Henry Durbanville, seorang pendeta asal Skotlandia di masa lampau, pernah bercerita tentang seorang wanita lanjut usia di gerejanya yang tinggal di suatu daerah terpencil di negeri itu. Wanita tua itu ingin mengunjungi kota Edinburgh, tetapi ia takut menempuh perjalanan tersebut karena kereta api yang menuju ke sana harus melalui sebuah terowongan panjang yang gelap gulita.
Suatu hari ia terpaksa harus pergi juga ke Edinburgh. Ketika kereta api sedang melaju cepat mendekati kota itu, kecemasannya pun meningkat. Namun sebelum kereta melewati terowongan tersebut, wanita itu tertidur pulas karena kelelahan yang disebabkan oleh rasa cemasnya. Ketika terbangun, ternyata ia sudah sampai di kota tujuannya!
Mungkin saja di antara kita ada yang tidak akan mengalami kematian. Jika kita masih hidup ketika Yesus datang kembali, kita “menyongsong Tuhan di angkasa” (1Tes. 4:13-18). Namun banyak dari kita akan masuk ke surga melalui kematian dan bayangan kematian menimbulkan kecemasan besar bagi sebagian orang.
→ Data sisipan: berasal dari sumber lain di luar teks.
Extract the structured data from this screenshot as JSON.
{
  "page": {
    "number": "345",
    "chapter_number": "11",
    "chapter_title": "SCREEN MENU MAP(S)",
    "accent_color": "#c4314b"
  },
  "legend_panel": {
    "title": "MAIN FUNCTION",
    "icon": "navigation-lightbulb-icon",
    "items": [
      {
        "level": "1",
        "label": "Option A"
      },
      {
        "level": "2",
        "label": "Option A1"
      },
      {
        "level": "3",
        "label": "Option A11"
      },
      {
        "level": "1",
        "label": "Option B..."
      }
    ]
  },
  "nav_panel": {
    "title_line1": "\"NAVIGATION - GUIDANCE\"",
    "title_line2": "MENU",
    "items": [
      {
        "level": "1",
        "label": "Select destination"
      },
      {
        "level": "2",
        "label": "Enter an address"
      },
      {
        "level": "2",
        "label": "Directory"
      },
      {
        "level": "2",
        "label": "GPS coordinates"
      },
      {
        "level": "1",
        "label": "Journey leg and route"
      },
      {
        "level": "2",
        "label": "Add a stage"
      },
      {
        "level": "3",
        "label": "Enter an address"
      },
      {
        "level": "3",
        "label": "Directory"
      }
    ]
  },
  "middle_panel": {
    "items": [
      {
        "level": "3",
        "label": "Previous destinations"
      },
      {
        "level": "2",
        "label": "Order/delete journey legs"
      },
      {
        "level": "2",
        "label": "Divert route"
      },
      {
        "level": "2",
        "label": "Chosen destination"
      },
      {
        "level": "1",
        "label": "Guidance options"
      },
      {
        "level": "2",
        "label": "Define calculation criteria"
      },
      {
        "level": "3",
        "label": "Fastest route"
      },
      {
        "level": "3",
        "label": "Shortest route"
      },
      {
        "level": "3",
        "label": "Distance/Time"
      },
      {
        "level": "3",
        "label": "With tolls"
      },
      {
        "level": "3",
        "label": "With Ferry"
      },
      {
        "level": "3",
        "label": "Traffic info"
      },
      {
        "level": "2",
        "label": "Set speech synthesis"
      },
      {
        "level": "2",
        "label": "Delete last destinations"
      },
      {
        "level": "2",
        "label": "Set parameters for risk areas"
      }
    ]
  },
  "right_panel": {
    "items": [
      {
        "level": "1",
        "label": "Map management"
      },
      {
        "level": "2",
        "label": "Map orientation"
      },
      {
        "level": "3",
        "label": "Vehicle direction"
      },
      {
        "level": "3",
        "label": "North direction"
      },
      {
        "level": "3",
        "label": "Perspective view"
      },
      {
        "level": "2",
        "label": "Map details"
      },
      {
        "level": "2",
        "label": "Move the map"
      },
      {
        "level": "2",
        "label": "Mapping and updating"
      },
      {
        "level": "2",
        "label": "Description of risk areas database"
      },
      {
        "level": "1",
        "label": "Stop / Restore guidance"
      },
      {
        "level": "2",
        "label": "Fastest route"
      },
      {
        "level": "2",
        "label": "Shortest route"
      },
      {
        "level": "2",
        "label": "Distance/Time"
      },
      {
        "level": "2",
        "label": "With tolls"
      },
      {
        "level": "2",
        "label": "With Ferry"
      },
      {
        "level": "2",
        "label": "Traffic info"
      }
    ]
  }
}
Mereka mengkhawatirkan bahwa proses kematian itu akan sangat sulit untuk dilalui.
Dengan jaminan dari Yesus sebagai Juruselamat, kita dapat meyakini bahwa ketika kita menutup mata di dunia dan melalui kematian, kita akan membuka mata dan tiba di hadirat Allah. Penyair John Donne pernah berkata bahwa kematian itu bagaikan “tidur sesaat dan kemudian terbangun dalam kekekalan”. —David Roper
Aku bersyukur atas hidup yang telah Engkau berikan
kepadaku, ya Tuhan, tetapi sungguh tidak terbayangkan bagaimana rasanya
bertemu langsung dengan-Mu. Tolonglah aku untuk mempercayakan masa
depanku kepada-Mu. Aku menantikan hari yang indah ketika akhirnya aku
bertemu dengan-Mu.
Sukacita surgawi kita yang terbesar adalah bertemu dengan Tuhan Yesus.